Introduction to Econometrics
by Lund University
This course will cover material comparable to a typical first course in econometrics.
This chapter introduces the least squares method which is used to fit a straight line through a scatter plot. This chapter focuses on the algebra of least squares. There is no probability theory or statistics in this chapter. The chapter begins with sample moments, goes through and derives the OLS formula. Important concepts introduced in this chapter: Trendline, residuals, fitted values and R-squared. In addition to Excel, we will also introduce EViews in this chapter and look at how to find trendlines using Excel and EViews.
In order to make more sense of the concepts introduced in chapter 1, we need some probability theory and statistics. We want to be able to explain observed deviations from the trendline and we will do that with random variables called error terms. This chapter covers the absolute minimum from probability theory: random variables, distribution functions, expected value, variance and covariance. This chapter also introduces conditional moments which will turn out to be of great importance in econometrics as the fundamental assumption on the error terms will be stated as a conditional expectation.
This chapter formalizes the most important model in econometrics, the linear regression model. The entire chapter is restricted to a special case, nameley when you have only one explanatory variable. The key assumtion of the linear regression model, exogeneity is introduced. Then, the OLS formula from chapter 1 is reinterpreted as an estimator of unknown parameters in the linear regression model. This chapter also introduces the variance of the OLS estimator under an important set of assumptions, the Gauss-Markov assumptions. The chapter concludes with inference in the linear regression model, specifically discussing hypothesis testing and confidence intervals.

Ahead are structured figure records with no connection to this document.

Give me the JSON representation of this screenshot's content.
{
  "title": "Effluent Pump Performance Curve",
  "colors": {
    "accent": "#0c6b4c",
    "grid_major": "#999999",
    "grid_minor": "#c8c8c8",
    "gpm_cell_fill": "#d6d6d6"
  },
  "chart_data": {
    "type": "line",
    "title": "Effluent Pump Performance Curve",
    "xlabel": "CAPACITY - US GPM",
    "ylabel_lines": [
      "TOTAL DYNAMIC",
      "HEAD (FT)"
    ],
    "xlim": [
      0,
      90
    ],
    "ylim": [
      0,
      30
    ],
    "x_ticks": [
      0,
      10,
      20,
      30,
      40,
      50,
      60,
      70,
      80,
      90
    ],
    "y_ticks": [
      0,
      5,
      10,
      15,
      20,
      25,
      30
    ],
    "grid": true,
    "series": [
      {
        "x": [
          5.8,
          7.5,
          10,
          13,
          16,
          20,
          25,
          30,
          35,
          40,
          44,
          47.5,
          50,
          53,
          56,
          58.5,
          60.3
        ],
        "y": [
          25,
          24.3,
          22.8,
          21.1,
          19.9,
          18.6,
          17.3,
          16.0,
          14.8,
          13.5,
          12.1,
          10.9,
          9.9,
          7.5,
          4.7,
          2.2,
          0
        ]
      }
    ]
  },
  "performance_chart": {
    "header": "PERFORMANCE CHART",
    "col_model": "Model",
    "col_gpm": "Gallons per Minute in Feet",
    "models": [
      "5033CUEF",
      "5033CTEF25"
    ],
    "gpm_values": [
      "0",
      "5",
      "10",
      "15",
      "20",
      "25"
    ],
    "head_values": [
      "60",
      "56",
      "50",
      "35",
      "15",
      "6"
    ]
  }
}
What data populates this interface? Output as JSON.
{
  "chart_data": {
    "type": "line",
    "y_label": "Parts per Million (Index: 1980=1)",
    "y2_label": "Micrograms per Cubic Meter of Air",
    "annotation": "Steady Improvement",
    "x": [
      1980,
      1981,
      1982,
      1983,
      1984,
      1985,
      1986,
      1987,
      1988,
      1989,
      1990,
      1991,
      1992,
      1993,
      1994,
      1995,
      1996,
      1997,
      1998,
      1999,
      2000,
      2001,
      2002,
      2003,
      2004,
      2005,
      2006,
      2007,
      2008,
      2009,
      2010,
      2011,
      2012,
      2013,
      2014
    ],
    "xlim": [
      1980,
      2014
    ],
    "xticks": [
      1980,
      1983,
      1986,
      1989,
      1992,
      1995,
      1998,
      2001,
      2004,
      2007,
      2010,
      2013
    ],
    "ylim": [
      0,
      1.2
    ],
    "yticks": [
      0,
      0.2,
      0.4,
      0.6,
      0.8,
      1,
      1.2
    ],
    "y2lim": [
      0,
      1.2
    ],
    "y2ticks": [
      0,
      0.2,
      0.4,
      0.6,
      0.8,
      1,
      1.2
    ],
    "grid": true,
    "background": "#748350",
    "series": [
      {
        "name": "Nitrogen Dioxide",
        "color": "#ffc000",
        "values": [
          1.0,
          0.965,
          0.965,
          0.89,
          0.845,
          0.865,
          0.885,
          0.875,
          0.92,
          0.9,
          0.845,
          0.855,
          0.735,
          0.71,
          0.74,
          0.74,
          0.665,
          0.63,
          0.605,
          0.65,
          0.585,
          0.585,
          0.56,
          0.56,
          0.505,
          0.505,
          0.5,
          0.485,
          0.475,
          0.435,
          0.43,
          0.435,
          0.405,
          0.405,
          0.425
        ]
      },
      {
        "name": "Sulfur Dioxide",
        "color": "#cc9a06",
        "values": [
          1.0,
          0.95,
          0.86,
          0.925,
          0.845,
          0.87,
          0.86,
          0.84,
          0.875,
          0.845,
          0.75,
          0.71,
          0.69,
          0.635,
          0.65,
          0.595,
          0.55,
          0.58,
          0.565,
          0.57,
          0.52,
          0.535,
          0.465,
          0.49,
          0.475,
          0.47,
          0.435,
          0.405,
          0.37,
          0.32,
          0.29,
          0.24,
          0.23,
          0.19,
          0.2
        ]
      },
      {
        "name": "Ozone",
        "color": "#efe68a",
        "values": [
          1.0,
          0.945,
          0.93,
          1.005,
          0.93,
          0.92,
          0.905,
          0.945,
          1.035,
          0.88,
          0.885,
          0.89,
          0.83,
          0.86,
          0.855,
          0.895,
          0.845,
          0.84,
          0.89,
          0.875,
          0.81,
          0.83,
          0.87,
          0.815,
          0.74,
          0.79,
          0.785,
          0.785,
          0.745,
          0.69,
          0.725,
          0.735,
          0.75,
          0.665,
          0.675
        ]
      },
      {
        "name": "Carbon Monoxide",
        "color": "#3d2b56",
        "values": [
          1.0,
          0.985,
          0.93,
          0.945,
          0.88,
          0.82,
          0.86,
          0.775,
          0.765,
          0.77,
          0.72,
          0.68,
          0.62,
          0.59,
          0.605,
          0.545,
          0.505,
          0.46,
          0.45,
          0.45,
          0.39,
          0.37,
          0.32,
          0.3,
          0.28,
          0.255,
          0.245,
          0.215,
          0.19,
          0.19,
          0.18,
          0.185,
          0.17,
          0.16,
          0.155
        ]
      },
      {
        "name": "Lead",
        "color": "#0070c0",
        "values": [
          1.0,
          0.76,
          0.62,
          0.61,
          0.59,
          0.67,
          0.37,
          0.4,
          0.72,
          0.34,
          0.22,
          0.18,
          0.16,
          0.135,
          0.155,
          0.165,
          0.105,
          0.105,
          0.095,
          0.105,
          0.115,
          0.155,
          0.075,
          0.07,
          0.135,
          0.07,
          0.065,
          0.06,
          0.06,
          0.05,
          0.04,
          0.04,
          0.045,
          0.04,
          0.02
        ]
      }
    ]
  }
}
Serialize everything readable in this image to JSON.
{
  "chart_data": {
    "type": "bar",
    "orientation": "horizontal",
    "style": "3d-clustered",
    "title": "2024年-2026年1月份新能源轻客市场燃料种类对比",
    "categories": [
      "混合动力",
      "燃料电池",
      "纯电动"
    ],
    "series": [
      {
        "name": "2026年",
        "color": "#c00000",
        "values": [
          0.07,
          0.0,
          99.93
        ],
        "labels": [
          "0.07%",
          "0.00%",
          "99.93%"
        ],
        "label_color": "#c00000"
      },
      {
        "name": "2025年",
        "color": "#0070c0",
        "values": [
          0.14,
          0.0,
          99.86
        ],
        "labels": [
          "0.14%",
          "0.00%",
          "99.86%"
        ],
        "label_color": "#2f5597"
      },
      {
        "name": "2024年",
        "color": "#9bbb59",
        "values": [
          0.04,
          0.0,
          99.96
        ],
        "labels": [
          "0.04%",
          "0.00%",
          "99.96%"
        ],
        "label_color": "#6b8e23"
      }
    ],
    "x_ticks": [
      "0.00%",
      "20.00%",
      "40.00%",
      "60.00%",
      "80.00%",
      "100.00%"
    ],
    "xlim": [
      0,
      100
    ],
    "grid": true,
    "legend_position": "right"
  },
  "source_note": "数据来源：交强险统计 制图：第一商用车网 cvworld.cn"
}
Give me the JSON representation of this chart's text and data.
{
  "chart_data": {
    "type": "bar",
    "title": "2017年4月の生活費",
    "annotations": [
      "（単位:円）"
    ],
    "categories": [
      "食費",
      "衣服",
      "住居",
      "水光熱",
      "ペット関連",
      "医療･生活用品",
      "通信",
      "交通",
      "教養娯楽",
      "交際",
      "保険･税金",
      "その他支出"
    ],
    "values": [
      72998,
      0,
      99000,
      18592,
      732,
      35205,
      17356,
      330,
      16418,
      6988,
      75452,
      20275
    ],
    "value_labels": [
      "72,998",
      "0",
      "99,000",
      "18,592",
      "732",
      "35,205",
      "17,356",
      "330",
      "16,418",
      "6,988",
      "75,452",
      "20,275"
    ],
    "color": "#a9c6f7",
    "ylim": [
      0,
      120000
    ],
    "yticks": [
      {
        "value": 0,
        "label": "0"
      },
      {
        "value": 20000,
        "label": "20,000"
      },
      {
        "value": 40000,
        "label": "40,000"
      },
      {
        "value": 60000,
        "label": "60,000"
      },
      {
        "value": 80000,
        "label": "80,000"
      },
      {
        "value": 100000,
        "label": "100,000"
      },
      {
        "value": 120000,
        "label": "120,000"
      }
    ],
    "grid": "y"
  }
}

This chapter is an extension of chapter 3 allowing for several explanatory variables. First, the linear regression with several explanatory variables, the focus of this chapter, is thoroughly introduced and an extension of the OLS formula is discussed. Since we are not using matrix algebra in this course, we will not be able to present the general formulas such as the OLS formula. Instead, we rely on the fact that they have been correctly programmed into software such as Excel, EVies, Stata and more. We need to make small changes to the inference of this model and we will also introduce some new tests. A new problem that will appear in this model is that of multicolinearity. Next, we look at some nonlinear regression models followed by dummy variables. This chapter is concluded with an anlysis of the data problem heteroscedasticity.
This chapter is an introduction to econometrics with time series data. Chapters 1 to 4 have been restricted to cross sectional data, data for individuals, firms, countries and so on. Working with time series data will introduce new problems, the first and most important being that time series data may be nonstationary which may lead to spurios (misleading) results. However, this chapter will only look at stationary time series data. Time series models may be static or dynamic, where the latter maeans that the dependent variable may depend on values from previous periods. We will look at some dynamic models, most importantly ADL (autoregressive distributed lag) models and AR (autoregressive) models. Another problem with time series data is that the error terms may be correlated over time (autocorrelation). The chapter concludes with a discussion of autocorrelation, how to test for autocorrelation and how to estimate models in the presence of autocorrelation.
Throughout the course so far, we have assumed that the explanatory variables are exogenous. This is the most critical assumption in econometrics. In this chapter we will look at cases when explanatory variables cannot be expected to be exogenous (we then say that they are endogenous). We will also look at the consequence of econometric analysis with endogenous variables. Specifically, we will look at misspecification of our model, errors in variables and the simultaneity problem. When we have endogenous variables, we can sometimes find instruments for them, variables which are correlated with our endogenous variable but not with the error term. This opens for the possibility of consistently estimate the parameters in our model using the instrumental variable estimator and the generalized instrumental variable estimator.
This chapter is an introduction to microeconometric models. We will look at the simplest of these types of models, the binary choice model, a model where your dependent variable is a dummy variable. It turns out that we can use the same methods described in chapter 4, the model is then called the linear probability model. However, the linear probability model has some problems. For example, predict probabilities may be less than zero and/or larger than 100%. In order to rectify this problem, new models are presented (the probit- and the logit model) and a new technique for estimating these models is introduced (maximum likelihood).
In chapter 5 working with time series data, stationarity was a critical assumption. In this chapter we investigate data that is not stationary, the consequences of using non-stationary data and how to determine if your data is stationary.
Panel data is data over cross-section as well as time. This chapter is only an introduction to models using panel data. The focus of this chapter is on the error component model where we look at the fixed effect estimator as well as the random effects model. The chapter concludes with a discussion of how to choice between s and how to choice between the fixed effect estimator and the random effects estimator (including the Hausman test).